A way to gauge, how useful a predictor $x_j$ is within a given model $M$ is by comparing the performance of the model $M$ with and without a predictor $x_j$ being included (say model $M^{-x_j}$). If we have multiple predictors though we are face with a situation we would have to create $p$ different $M^{-x_j}$ models going back and forth. The cost of this re-training procedure quickly becomes prohibitively high.
The point of permuting a predictor is to approximate the situation where we use the model $M$ to do a prediction but we do not have the information for $x_j$. Scrambling should destroy all (ordering) information in $x_j$ so we will land in situation where $x_j$ is artificially corrupted. We can then compare the performance of our model $M$ when using the pristine estimator $x_j$ and the performance of model $M$ when using the scrambled version; this allows to approximate what would happen if we had little to no information about $x_j$ without having to retrain a model $M^{-x_j}$.

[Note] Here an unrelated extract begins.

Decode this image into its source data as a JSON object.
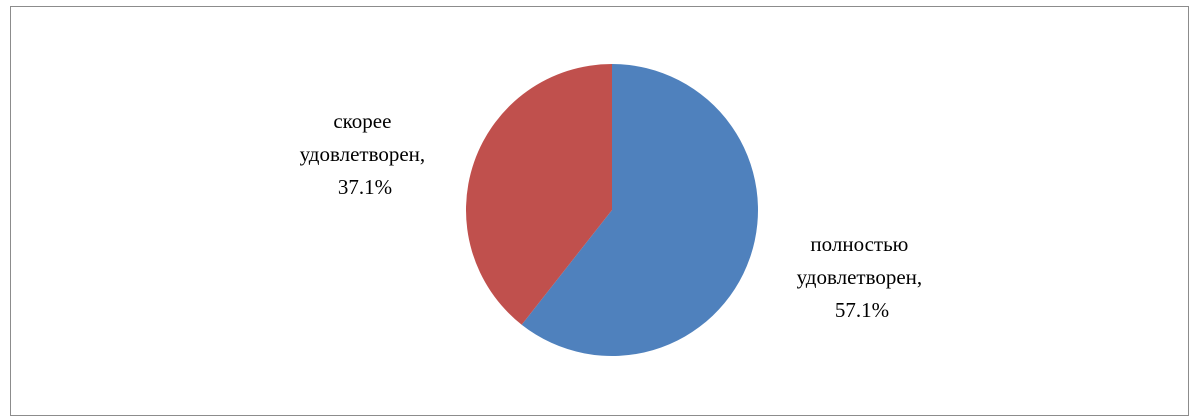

So to recap and answer your questions above:
- Scrambling, corrupts the information of a predictor $x_j$ and thus allows us to treat this as if $x_j$ information is missing.
- Trees (the archetypical base learners for random forests) are strongly reliant to the ordering induced by an explanatory variable $x_j$ when making a prediction. By permuting $x_j$ we feed no (or out-right wrong) information about $x_j$ in our random forest model $M$ when making predictions so we should see a knock on performance. If we saw no performance difference it would be strongly indicative that $x_j$ is not really used.
- It is an approximation of variable importance. The mental rule-of-thumb reasoning is that "the more important a variable is the more impactful should be in the model performance". Of course this is an working assumption; there are a number of little things that can go wrong (see last discussion below) but it is not unfounded.
Notice that permutation importance does break down in situations that we have correlated predictors and give spurious results (e.g. see the Nicodemus et al. (2010) The behaviour of random forest permutation-based variable importance measures under predictor correlation for a more in depth discussion.) I would suggest not relying on a single variable importance performance metric. For example, we can easily compute importance based on the relative gains and on the number of variable is used for splits as well as look at SHAP-based variables importances. This can give us a more holistic view. To paraphrase a great one: "all importance metrics are wrong but some are useful". A more recent exposition can be found in Please Stop Permuting Features: An Explanation and Alternatives (2019) by Hooker and Mentch (but it is not yet formally peer-reviewed).